1. En résumé
- ➜ Les fonds d’assurance formation (FAF) permettent aux travailleurs indépendants de financer tout ou partie de leurs formations grâce à la contribution à la formation professionnelle (CFP) qu’ils versent chaque année.
- ➜ Le fonds auquel vous êtes rattaché dépend de votre activité, généralement de votre code APE/NAF, et détermine les règles de prise en charge.
- ➜ De nombreuses formations peuvent être éligibles, notamment en technique métier, gestion, marketing digital ou outils numériques, à condition qu’elles présentent un lien avec votre activité professionnelle.
- ➜ Les montants financés varient selon le fonds, la profession, la nature de la formation et les critères en vigueur. Une demande préalable, avec un dossier complet, est généralement nécessaire.
- ➜ Le FAF peut, dans certains cas, compléter d’autres financements, dont le CPF, sous réserve des règles applicables à la formation et aux organismes financeurs.

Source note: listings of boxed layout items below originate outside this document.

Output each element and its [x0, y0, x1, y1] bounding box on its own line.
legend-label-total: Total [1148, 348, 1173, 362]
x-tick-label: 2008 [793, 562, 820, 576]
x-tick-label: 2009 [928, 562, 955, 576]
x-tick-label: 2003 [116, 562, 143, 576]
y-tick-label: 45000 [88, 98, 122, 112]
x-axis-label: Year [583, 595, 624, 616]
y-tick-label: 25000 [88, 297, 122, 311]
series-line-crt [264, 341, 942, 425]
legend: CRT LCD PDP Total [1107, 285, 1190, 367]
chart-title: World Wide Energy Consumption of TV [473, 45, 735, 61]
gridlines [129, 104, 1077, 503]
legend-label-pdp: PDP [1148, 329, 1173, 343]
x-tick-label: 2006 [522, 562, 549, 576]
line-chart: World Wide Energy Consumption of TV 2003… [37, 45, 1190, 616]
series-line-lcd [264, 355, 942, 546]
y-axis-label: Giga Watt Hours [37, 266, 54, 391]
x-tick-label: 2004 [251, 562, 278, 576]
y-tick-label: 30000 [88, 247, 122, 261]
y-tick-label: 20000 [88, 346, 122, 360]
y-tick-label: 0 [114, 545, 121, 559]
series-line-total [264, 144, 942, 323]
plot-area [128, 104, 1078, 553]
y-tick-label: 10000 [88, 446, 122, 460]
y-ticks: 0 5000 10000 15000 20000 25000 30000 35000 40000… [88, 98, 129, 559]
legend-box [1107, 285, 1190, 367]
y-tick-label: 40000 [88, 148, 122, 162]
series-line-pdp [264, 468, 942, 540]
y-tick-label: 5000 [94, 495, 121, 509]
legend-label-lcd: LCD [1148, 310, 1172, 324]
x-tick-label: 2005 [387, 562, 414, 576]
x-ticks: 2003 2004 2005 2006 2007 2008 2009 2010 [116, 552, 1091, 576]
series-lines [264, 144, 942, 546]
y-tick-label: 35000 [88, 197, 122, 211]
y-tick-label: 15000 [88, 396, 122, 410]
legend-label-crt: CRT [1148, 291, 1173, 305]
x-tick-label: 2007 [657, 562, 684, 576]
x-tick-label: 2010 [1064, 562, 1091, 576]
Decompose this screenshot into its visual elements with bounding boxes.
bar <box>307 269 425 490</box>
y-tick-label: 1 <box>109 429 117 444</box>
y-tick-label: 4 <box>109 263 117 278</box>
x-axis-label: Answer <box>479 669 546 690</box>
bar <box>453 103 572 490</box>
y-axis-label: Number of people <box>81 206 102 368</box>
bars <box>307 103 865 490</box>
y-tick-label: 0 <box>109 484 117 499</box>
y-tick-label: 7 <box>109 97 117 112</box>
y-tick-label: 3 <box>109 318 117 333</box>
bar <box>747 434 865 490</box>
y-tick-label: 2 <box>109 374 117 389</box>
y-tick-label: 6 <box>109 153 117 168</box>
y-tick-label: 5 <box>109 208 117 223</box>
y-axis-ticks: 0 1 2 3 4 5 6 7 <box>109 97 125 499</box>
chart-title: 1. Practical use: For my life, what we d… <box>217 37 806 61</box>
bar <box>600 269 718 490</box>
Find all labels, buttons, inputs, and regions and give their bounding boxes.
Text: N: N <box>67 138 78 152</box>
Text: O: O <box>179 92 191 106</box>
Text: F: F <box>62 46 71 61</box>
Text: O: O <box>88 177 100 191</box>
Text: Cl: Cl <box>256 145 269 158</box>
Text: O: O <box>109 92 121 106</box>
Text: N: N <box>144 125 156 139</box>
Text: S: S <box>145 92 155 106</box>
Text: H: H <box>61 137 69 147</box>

Les fonds d’assurance formation (FAF) sont des organismes chargés de financer tout ou partie de vos formations professionnelles lorsque vous êtes travailleur indépendant.
Leur rôle est simple : vous permettre de développer vos compétences sans supporter seul le coût de votre montée en compétences.
Contrairement à une idée reçue, ces financements ne sont ni exceptionnels ni réservés à certains profils. Ils reposent sur un principe contributif.
Lorsque vous êtes indépendant, vous payez chaque année une contribution à la formation professionnelle (CFP), généralement recouvrée via l’Urssaf ou, selon votre situation, par votre organisme de rattachement.
En contrepartie, vous pouvez ouvrir des droits à la formation, sous réserve de remplir les conditions prévues par le fonds compétent.
Autrement dit, vous alimentez vous-même un dispositif susceptible de financer ensuite vos formations.
Les fonds d’assurance formation agissent donc comme des gestionnaires de ces contributions. Ils définissent les critères d’éligibilité, les plafonds de prise en charge et les modalités de remboursement selon des règles propres à chaque secteur d’activité.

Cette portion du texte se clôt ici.